Supported relation table strategies:

- **SingleTable** Store all relations in a single table
- **Types** Create relation tables between related pairs of entity tables (for example Person_Address)
- **Predicates** Create one relation table for each predicate (for example livesAt)
- **TypePredicates** Create one relation table for each predicate between two entity tables (for example Person_livesAt_Address)
- **None** Do not extract relations

### Formatting

|Name|Default|Description|
|---|---|---|
|--formatting.maxTableNameLength|25 |Maximum length of entity table names|
|--formatting.maxColumnNameLength|50 |Maximum length of column names|
|--formatting.uriSuffixPattern|[/:#=] |When collecting name from URI, use the segment after the last occurrence of this regex|
|--formatting.useLabels|false |Try to use rdfs:label for formatting names. Will use URIs if label is not present.|

# RDF Concepts implementation

## Instances with multiple types

An instance with multiple types is saved in each specified type's entity table. For example, this input:

```
@base .
@prefix foaf: .

<#spiderman>
a foaf:Person, foaf:Agent ;
foaf:name "Spiderman".

<#lexcorp>
a foaf:Organization, foaf:Agent ;
foaf:name "LexCorp" ;
foaf:homepage "https://www.lexcorp.io/".
```

will result in three entity tables:

### Agent

| ID| URI| homepage_string|name_string|
|---|----------|-----------------------|-----------|
| 1| #lexcorp|https://www.lexcorp.io/| LexCorp|
| 2|#spiderman| null| Spiderman|

### Organization

| ID| URI| homepage_string|
|---|--------|-----------------------|
| 1|#lexcorp|https://www.lexcorp.io/|

### Person

| ID| URI|
|---|----------|
| 2|#spiderman|

Whether the inherited *name* column is duplicated in subclass tables is configurable.

## Literal data types

Supported datatypes depend on [Jena](https://jena.apache.org/documentation/notes/typed-literals.html).
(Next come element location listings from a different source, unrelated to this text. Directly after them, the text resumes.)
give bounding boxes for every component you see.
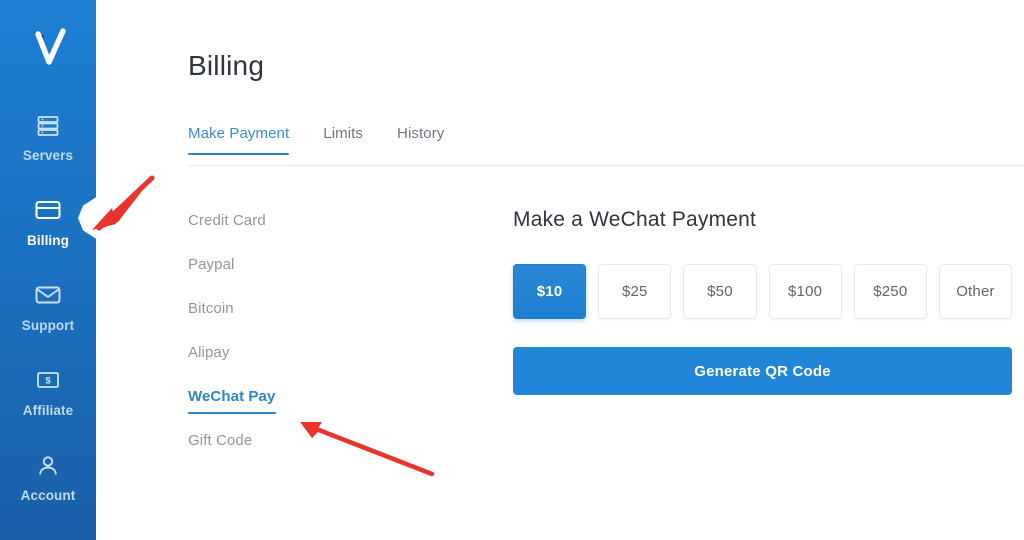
billing-content: Credit Card Paypal Bitcoin Alipay WeChat… bbox=[188, 208, 1024, 476]
main-content: Billing Make Payment Limits History Cred… bbox=[96, 0, 1024, 540]
app-logo[interactable] bbox=[0, 0, 96, 96]
page-title: Billing bbox=[188, 50, 265, 81]
payment-method-paypal[interactable]: Paypal bbox=[188, 256, 234, 273]
payment-method-list: Credit Card Paypal Bitcoin Alipay WeChat… bbox=[188, 208, 428, 476]
tab-make-payment[interactable]: Make Payment bbox=[188, 125, 290, 155]
billing-tabs: Make Payment Limits History bbox=[188, 125, 1024, 155]
sidebar-item-account[interactable]: Account bbox=[0, 436, 96, 521]
payment-method-gift-code[interactable]: Gift Code bbox=[188, 432, 252, 449]
sidebar-item-support[interactable]: Support bbox=[0, 266, 96, 351]
sidebar-item-affiliate[interactable]: $ Affiliate bbox=[0, 351, 96, 436]
payment-method-alipay[interactable]: Alipay bbox=[188, 344, 229, 361]
payment-method-wechat-pay[interactable]: WeChat Pay bbox=[188, 388, 277, 414]
amount-option-other[interactable]: Other bbox=[938, 264, 1013, 319]
sidebar-item-servers[interactable]: Servers bbox=[0, 96, 96, 181]
amount-options: $10 $25 $50 $100 $250 Other bbox=[513, 264, 1013, 319]
tab-history[interactable]: History bbox=[397, 125, 444, 155]
amount-option-10[interactable]: $10 bbox=[513, 264, 587, 319]
sidebar-item-label: Billing bbox=[27, 232, 69, 248]
amount-option-50[interactable]: $50 bbox=[683, 264, 757, 319]
amount-option-250[interactable]: $250 bbox=[853, 264, 927, 319]
panel-heading: Make a WeChat Payment bbox=[513, 208, 757, 231]
tab-limits[interactable]: Limits bbox=[323, 125, 363, 155]
amount-option-25[interactable]: $25 bbox=[598, 264, 672, 319]
money-bill-icon: $ bbox=[36, 370, 60, 394]
sidebar-item-label: Affiliate bbox=[22, 402, 74, 418]
envelope-icon bbox=[35, 285, 61, 309]
credit-card-icon bbox=[35, 200, 61, 224]
user-person-icon bbox=[37, 455, 59, 479]
sidebar-item-label: Account bbox=[20, 487, 76, 503]
primary-sidebar: Servers Billing Support $ Affiliate Acco… bbox=[0, 0, 96, 540]
svg-text:$: $ bbox=[45, 375, 51, 386]
tabs-divider bbox=[188, 165, 1024, 166]
billing-page: Servers Billing Support $ Affiliate Acco… bbox=[0, 0, 1024, 540]
server-rack-icon bbox=[36, 115, 60, 139]
generate-qr-code-button[interactable]: Generate QR Code bbox=[513, 347, 1012, 395]
amount-option-100[interactable]: $100 bbox=[768, 264, 842, 319]
payment-method-credit-card[interactable]: Credit Card bbox=[188, 212, 266, 229]
sidebar-item-label: Servers bbox=[22, 147, 74, 163]
sidebar-item-label: Support bbox=[21, 317, 75, 333]
wechat-payment-panel: Make a WeChat Payment $10 $25 $50 $100 $… bbox=[428, 208, 1024, 476]
payment-method-bitcoin[interactable]: Bitcoin bbox=[188, 300, 234, 317]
The following types will be stored: STRING, INTEGER, DOUBLE, FLOAT, LONG, BOOLEAN.
Other types will be converted to STRING.

DATETIME will be stored as STRING, column type has to be converted in post-processing, e.g. with Postgres:

```sql
ALTER TABLE public.en_thing
ALTER COLUMN start_date_datetime TYPE timestamp
USING start_date_datetime::timestamp without time zone;
```

## Multi-valued properties

Multi-valued properties occur when multiple different values are specified for a single predicate, data type and language:

```
@base .
@prefix foaf: .

<#spiderman>
a foaf:Person;
foaf:name "Spiderman", "Spider-Man", "Spider man", "Человек-паук"@ru.
```

In that case, only one of the values is saved in the column (not deterministic).
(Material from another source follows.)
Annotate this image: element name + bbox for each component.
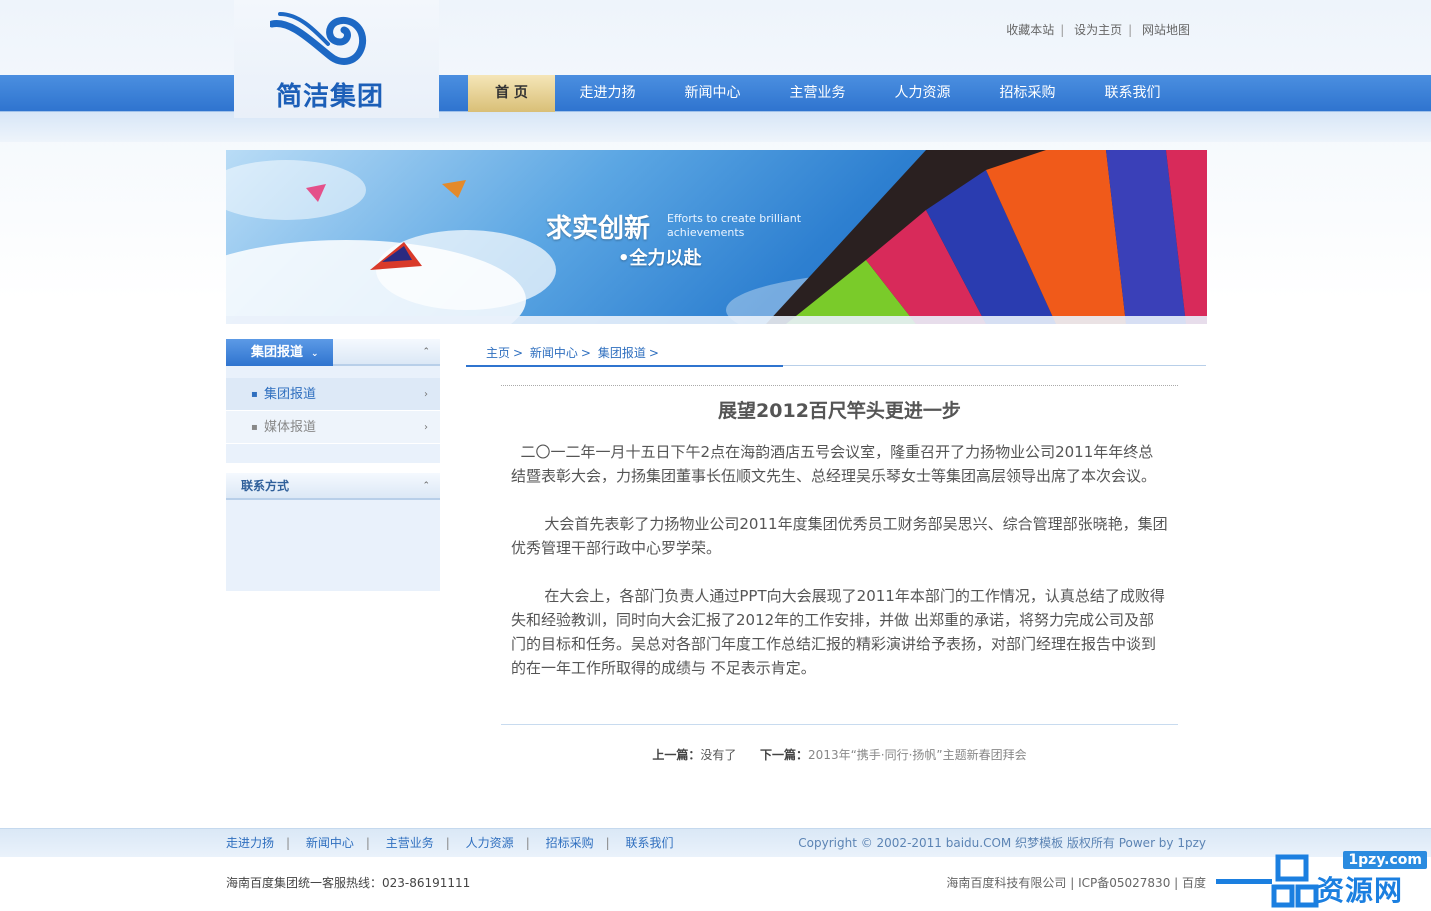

Additionally, the column is added to the EAV set, which means that all the column values (even of the other instances that have only a single value) are saved in the Entity-Attribute-Value table.

### Person

| ID| URI| name_string|name_ru_string|
|---|-------------|------------|--------------|
| 1|#green-goblin|Green Goblin| null|
| 2| #spiderman| Spider-Man| Человек-паук|

### EAV table

| ID|PREDICATE|datatype|language| value|
|---|---------|--------|--------|------------|
| 1| 3| STRING| null|Green Goblin|
| 2| 3| STRING| null| Spider-Man|
| 2| 3| STRING| null| Spider man|
| 2| 3| STRING| null| Spiderman|

## Blank nodes

Not implemented yet. Triples with blank nodes are ignored.